Anderson lewdness trial is delayed
DERRY — The trial of former town administrator John Anderson on lewdness and indecent exposure charges will not be held this week as scheduled but delayed until at least February.
Anderson's trial was set for Friday, Dec. 13, in the 10th Circuit Court in Derry, but that date had to be changed because of a scheduling conflict. The trial will now be postponed until at least after Feb. 7; a new trial date has not been set, according to court officials.
Anderson, 50, has pleaded not guilty to the misdemeanor charges. He is accused of inviting a DirectTV salesman into his house on July 11 while in the nude, among other inappropriate actions.
In papers filed with the court last month, Anderson's attorney James Rosenberg argued that his client was in the privacy of his own home when the alleged inappropriate conduct occurred."The salesman did not immediately leave the home despite the fact that Mr. Anderson was said to have been in the nude and the visit lasted as long as 10 minutes," Rosenberg said.The salesman, by his own admission, continued to "pitch" the satellite TV product in Anderson's home, Rosenberg said
After leaving, the salesman allegedly left behind a brochure for Anderson with his own phone number handwritten on it, Rosenberg said.

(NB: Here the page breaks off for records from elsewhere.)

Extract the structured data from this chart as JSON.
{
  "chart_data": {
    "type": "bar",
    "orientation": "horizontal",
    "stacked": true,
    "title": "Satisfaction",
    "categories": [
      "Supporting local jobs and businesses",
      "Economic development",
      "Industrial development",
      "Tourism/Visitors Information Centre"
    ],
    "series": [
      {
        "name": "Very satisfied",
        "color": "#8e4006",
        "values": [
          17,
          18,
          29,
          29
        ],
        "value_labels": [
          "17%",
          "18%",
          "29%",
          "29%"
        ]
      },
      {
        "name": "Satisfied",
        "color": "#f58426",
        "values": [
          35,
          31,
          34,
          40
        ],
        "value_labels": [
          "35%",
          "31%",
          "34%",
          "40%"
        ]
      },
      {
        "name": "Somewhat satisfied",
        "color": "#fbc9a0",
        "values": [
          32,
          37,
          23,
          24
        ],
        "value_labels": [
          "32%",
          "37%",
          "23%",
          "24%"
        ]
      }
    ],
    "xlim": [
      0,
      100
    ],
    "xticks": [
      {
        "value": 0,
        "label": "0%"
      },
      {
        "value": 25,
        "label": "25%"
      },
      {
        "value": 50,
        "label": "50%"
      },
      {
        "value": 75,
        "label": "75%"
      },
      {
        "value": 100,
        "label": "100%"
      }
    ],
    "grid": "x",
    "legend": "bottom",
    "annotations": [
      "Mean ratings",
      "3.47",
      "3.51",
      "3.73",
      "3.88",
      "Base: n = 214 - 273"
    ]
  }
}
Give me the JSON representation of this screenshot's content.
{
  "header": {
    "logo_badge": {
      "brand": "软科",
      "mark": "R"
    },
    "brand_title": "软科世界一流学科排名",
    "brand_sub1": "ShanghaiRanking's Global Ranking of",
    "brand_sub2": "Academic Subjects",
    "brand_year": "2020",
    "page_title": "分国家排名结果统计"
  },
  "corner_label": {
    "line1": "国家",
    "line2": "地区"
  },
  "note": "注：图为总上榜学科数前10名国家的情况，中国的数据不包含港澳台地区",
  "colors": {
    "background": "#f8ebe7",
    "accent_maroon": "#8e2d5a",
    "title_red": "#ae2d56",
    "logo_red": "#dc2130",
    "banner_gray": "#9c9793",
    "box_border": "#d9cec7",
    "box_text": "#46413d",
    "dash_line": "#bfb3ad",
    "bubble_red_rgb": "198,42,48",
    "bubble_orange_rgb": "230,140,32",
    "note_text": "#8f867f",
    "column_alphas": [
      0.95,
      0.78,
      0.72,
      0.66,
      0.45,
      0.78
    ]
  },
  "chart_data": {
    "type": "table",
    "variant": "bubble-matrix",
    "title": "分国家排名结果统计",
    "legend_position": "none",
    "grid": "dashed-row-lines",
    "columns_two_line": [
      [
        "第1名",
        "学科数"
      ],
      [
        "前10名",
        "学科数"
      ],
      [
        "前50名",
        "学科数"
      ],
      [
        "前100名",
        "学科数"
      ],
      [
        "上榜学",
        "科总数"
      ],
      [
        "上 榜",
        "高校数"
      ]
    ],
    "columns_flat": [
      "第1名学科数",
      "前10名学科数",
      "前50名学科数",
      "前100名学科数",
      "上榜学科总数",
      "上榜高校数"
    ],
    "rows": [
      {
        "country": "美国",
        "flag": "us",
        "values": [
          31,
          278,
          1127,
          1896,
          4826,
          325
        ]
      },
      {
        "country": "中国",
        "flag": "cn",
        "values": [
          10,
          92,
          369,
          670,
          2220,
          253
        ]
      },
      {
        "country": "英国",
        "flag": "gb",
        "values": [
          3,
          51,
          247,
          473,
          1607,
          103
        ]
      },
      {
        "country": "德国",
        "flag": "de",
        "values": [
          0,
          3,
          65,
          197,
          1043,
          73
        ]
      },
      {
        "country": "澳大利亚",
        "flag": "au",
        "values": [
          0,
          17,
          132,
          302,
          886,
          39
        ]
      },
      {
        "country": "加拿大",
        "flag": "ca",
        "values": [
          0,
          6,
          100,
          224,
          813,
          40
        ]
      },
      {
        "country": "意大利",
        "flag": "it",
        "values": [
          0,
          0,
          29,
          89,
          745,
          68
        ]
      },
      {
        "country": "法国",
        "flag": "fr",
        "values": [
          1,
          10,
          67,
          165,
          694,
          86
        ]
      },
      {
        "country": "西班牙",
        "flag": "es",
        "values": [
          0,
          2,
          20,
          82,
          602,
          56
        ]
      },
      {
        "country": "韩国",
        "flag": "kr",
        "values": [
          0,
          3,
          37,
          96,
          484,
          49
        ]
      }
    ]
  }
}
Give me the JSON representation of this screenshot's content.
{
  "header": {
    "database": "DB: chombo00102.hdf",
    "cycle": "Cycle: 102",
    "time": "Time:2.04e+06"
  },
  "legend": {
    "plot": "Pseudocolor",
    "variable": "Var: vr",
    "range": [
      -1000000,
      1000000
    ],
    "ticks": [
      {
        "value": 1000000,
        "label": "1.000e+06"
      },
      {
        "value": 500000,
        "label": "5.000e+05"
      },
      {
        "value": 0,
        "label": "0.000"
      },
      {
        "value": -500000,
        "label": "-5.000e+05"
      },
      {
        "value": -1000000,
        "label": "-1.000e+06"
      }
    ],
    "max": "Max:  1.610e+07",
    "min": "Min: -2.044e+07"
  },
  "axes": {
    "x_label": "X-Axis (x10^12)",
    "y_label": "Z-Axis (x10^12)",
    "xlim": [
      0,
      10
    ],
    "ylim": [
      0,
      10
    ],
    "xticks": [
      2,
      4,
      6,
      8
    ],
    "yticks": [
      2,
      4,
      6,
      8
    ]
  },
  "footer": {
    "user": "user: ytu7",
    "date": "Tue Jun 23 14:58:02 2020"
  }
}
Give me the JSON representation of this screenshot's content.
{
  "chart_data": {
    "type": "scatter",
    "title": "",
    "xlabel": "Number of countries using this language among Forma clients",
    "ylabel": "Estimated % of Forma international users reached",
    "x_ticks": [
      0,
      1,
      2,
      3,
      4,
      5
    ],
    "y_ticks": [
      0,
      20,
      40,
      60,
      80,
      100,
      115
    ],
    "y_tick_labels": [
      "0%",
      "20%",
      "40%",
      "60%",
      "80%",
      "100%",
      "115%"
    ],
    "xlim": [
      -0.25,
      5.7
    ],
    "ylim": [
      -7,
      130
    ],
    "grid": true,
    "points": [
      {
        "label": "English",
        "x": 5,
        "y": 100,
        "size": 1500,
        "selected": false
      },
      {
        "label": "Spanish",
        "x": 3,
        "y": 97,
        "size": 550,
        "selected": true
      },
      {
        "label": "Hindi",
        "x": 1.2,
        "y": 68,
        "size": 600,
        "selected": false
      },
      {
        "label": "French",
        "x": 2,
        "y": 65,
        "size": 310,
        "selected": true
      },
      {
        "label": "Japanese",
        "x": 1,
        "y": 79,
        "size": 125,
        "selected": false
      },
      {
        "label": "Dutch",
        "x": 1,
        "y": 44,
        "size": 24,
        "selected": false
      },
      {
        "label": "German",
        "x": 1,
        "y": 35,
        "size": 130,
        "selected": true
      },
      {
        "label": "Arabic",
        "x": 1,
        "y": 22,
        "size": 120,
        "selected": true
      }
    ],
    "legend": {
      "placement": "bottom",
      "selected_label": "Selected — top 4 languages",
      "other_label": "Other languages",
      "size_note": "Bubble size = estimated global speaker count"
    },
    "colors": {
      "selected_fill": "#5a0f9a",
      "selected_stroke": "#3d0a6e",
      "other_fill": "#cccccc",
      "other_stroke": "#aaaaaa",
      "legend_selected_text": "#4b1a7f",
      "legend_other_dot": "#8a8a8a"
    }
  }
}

Rosenberg directed a subpoena to DirectTV to supply copies of its policies and procedures "regarding its sales people entering homes and leaving their phone numbers behind."But after the company refused to supply the materials, Rosenberg then asked that the court subpoena the DirectTV information.
In arguing for obtaining the information, Rosenberg said the DirectTV procedures, protocols or training materials could show there is a prescribed course of conduct sales staff ought to take when confronted in a home with awkward circumstances.
Rosenberg said, "those facts may further show that the DirectTV sales person at issue had other choices to make that day. He could have simply left immediately."
Rockingham County Attorney Kristen Wilson objected to the motion to compel discovery of the sales procedures and other materials. Wilson wrote that by entering the home while Anderson was in the nude and staying for a brief period of time, it is unreasonable to argue that the salesman could have invited or enjoyed Anderson's inappropriate conduct.
"In no way does someone, by choosing the vocation of door-to-door sales, invite sexual or physical affront," Wilson said.
Wilson said the question before the court is whether Anderson should have known that his alleged inappropriate conduct in front of a salesman, "who is trying to conduct business, would be likely to cause affront or alarm?"
"For this reason, the policies and procedures of Direct TV are completely irrelevant and as such the defendant's motion should be denied," Wilson said.
Anderson was placed on administrative leave on July 12. He was discharged without cause in late October and was to receive a settlement of approximately $45,000, according to a signed separation agreement. He remains free on $2,000 personal recognizance.